Как из психоанализа, так и из истории культуры мы знаем, что совпадения не бывают случайными. Эти темы действительно были близки и важны для русских интеллигентных людей того времени, а Фрейд хорошо знал этот круг своих пациентов и выбрал в нем достаточно репрезентативную фигуру. Попадание оказалось точным. Психоанализ одного детского невроза обнаружил те же ключевые проблемы и характерные черты, что и итоги развития богатейшего пласта культуры. В бессознательном маленького Панкеева обнаружились те же мотивы, что и на верхних, профессионально сублимированных уровнях его родной культуры.

Русские философы не отказывались от подобных соотнесений, которые сегодня кажутся, возможно, излишне прямолинейными.
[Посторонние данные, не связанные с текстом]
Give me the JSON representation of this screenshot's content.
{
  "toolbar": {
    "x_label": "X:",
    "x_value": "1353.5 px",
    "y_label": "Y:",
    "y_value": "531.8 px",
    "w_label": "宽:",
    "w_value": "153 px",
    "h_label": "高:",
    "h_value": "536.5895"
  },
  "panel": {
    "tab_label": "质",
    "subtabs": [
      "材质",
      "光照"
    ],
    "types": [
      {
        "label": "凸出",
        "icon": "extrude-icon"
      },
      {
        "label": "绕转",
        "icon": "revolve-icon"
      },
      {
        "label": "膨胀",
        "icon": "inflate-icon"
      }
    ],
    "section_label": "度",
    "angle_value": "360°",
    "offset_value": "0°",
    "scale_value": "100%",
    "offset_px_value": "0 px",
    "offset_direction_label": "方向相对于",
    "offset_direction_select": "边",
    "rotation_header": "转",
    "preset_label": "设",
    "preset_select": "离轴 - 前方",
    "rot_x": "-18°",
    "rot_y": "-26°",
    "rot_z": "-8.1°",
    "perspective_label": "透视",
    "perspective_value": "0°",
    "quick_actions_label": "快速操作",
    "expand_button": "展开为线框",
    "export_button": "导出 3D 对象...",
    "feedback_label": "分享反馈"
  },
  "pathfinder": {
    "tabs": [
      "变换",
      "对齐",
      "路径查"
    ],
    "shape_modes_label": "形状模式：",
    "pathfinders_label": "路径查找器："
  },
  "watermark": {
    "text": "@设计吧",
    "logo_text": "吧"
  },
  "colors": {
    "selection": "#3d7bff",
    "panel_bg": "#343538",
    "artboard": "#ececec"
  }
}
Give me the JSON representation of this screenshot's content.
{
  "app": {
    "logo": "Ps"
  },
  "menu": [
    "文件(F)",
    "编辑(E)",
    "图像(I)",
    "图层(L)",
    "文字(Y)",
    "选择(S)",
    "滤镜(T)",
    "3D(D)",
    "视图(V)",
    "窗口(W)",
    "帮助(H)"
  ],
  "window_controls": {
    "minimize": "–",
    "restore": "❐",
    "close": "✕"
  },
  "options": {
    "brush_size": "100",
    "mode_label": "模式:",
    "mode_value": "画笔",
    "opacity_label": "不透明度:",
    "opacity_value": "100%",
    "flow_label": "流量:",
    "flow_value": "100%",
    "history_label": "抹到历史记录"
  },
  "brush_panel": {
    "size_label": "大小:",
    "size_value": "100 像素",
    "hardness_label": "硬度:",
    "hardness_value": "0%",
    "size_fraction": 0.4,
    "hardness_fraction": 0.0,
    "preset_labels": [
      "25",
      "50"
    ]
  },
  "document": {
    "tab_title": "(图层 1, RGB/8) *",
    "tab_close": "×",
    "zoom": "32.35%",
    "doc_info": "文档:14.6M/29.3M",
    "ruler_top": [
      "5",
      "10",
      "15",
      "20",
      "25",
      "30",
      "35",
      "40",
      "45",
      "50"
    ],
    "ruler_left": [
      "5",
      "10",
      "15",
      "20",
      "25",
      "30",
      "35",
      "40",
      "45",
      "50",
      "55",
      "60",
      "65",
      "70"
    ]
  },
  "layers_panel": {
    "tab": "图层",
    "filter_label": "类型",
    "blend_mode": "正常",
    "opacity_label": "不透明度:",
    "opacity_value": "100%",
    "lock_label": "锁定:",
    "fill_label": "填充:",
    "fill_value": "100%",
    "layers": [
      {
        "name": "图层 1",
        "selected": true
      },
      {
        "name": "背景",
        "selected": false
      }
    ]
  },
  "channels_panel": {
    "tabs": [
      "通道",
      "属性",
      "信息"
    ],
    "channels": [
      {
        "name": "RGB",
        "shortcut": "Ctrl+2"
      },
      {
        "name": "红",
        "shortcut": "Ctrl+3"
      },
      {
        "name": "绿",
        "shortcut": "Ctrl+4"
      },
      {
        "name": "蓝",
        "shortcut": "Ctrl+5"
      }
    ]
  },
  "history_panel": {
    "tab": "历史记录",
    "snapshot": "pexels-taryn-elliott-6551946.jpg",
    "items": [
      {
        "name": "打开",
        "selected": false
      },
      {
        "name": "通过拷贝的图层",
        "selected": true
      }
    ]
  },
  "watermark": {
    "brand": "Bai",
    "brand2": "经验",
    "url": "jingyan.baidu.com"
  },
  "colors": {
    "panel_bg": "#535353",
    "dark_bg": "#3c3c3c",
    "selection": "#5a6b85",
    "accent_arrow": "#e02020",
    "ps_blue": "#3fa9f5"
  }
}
По словам Федора Степуна, „наши личные чувства неожиданно приводили нас к постановке последних нравственных и даже богословских вопросов".

Но возможно, что соображения о специфических чертах „даже тех русских, которые не являются невротиками", — не более чем иллюзии восприятия и самовосприятия, порожденные исторической ситуацией, а также этнокультурными стереотипами, под действие которых подпадают даже самые тонкие наблюдатели. Впрочем, идеи Фрейда о русских, верные или ошибочные, не имели, насколько известно, никаких внеинтеллектуальных последствий. А вот „Скифы" сыграли свою роль в популярности евразийства, кинувшего в тридцатых годах русскую эмиграцию в „тяжелые, нежные лапы" НКВД.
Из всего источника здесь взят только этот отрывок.